Second, God expects us to be different. The Corinthian passage follows with these words, “Now these things happened to the as an example and they were written for our instruction, upon which the ends of the ages have come.” God told us about complaining Israel. He wants us to be different than that. He wants us to learn. And, when we start on the warpath of complaining, God must think, “These people haven’t learned a thing.” Israel had no examples before them, either good or bad. But we do. These things have been written for us. God expects better out of us. Patience, love and being a team player makes all the difference. What other congregations do is between them and the Lord. It’s not our business. We cannot do just what others are doing. We don’t do that in our families? Our circumstances at home are unique to us and we set forth the direction that we want to go. So, God’s leaders must look within the congregation, not the brotherhood, and make the best choices for that group based upon the word of God. Others may disagree. Others may point fingers. Others may complain. Others may do more and faster than what we do. It’s not a time to turn against our leaders who have been there all this time. They have proven themselves before us. And, we must add, it would do a whole lot of good if each congregation minded their own business and just please the Lord. This includes all the ugliness that is found on Facebook by brethren.

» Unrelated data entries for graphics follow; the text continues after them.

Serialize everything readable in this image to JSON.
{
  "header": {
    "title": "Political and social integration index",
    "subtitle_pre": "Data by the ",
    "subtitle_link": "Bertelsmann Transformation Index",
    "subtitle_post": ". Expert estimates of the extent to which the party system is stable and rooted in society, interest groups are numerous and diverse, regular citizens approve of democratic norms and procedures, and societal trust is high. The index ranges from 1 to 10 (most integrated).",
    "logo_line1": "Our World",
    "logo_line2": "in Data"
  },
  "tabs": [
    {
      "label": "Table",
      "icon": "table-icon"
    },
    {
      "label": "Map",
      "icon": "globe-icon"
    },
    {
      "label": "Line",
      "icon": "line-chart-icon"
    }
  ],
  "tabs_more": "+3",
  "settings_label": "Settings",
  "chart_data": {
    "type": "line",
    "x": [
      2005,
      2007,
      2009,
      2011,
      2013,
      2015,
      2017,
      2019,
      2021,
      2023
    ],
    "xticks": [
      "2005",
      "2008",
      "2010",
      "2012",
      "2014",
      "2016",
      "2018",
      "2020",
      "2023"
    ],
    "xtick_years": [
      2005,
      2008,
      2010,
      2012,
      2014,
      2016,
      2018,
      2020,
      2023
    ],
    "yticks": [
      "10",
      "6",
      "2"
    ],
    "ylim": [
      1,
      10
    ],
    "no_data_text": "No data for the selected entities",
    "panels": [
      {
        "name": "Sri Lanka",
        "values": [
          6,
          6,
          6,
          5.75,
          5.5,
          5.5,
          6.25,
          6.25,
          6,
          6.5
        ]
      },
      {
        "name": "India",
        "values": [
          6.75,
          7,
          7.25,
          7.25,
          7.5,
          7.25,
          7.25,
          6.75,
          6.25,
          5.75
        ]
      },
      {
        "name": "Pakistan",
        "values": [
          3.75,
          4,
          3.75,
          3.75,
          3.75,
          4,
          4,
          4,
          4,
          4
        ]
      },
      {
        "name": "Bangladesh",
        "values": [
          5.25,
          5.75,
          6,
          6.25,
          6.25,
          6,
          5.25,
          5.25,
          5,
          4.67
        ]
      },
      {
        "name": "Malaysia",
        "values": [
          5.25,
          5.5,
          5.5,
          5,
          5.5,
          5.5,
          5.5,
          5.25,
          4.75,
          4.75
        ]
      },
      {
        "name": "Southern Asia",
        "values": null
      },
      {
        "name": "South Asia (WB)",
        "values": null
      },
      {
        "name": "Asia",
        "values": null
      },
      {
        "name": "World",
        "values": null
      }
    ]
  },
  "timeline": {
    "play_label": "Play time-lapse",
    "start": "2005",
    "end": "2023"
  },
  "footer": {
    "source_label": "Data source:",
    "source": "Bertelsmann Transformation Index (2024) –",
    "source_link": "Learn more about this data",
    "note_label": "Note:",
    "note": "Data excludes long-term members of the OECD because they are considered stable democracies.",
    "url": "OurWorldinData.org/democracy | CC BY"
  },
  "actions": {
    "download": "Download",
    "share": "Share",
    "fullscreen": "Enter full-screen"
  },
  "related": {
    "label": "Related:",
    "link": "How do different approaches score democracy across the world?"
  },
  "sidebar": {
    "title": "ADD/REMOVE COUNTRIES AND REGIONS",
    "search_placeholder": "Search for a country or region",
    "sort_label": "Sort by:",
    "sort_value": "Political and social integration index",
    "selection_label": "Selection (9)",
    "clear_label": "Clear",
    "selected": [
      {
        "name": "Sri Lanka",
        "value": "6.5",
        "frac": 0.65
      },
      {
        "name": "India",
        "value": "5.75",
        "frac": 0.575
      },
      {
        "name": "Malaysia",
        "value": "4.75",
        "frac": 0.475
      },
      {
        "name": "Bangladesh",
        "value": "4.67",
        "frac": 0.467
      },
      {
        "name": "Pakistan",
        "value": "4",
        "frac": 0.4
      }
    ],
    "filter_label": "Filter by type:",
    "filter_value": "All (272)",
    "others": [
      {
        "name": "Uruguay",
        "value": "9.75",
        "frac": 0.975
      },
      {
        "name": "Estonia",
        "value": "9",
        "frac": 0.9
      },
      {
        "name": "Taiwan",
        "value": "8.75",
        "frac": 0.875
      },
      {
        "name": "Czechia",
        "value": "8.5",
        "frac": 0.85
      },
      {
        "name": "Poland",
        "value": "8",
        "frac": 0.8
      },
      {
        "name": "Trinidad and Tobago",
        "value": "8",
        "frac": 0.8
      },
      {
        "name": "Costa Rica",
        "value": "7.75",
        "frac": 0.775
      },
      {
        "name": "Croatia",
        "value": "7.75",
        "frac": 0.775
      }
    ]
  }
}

Thirdly, what Israel initially wanted, freedom, they never fully embraced. They became slaves to their foul moods and complaints. They became slaves to disobedience and sin. They became slaves to themselves. They never enjoyed what they could have. Forty years as nomads. Forty years of marching about in a desert. Forty years of complaining. I’ve found that for some people complaining is their nature. They are not happy unless they complain. On a sunny day, “It’s too bright.” On a rainy day, “It’s too wet.” Food is never just right. The temperature of the room is never just right. Church services are never just right. Nothing is ever just right. And, if somehow these folks ever made it to Heaven, they’d find something to complain about up there. A complaining heart and a thankful heart don’t fit together well. The more we complain, the more miserable we are. And, the more miserable we are, the less thankful we become. And, like Israel of old, we become our own prisoner. Miserable, unhappy and like a spoiled child that can’t make up it’s mind whether to go outside or come inside. Don’t be that way! The choice is yours.
A funny thing about “chicken in the pot.” A while back we were celebrating one of the kids birthdays. My wife asked, “what would you like for dinner?” The reply, yep, ole’ chicken in the pot! After all these years!
Be a blessing to your congregation, not a stick in the mud. Be helpful. Be understanding. Be patient. These are difficult times and there is so much to consider.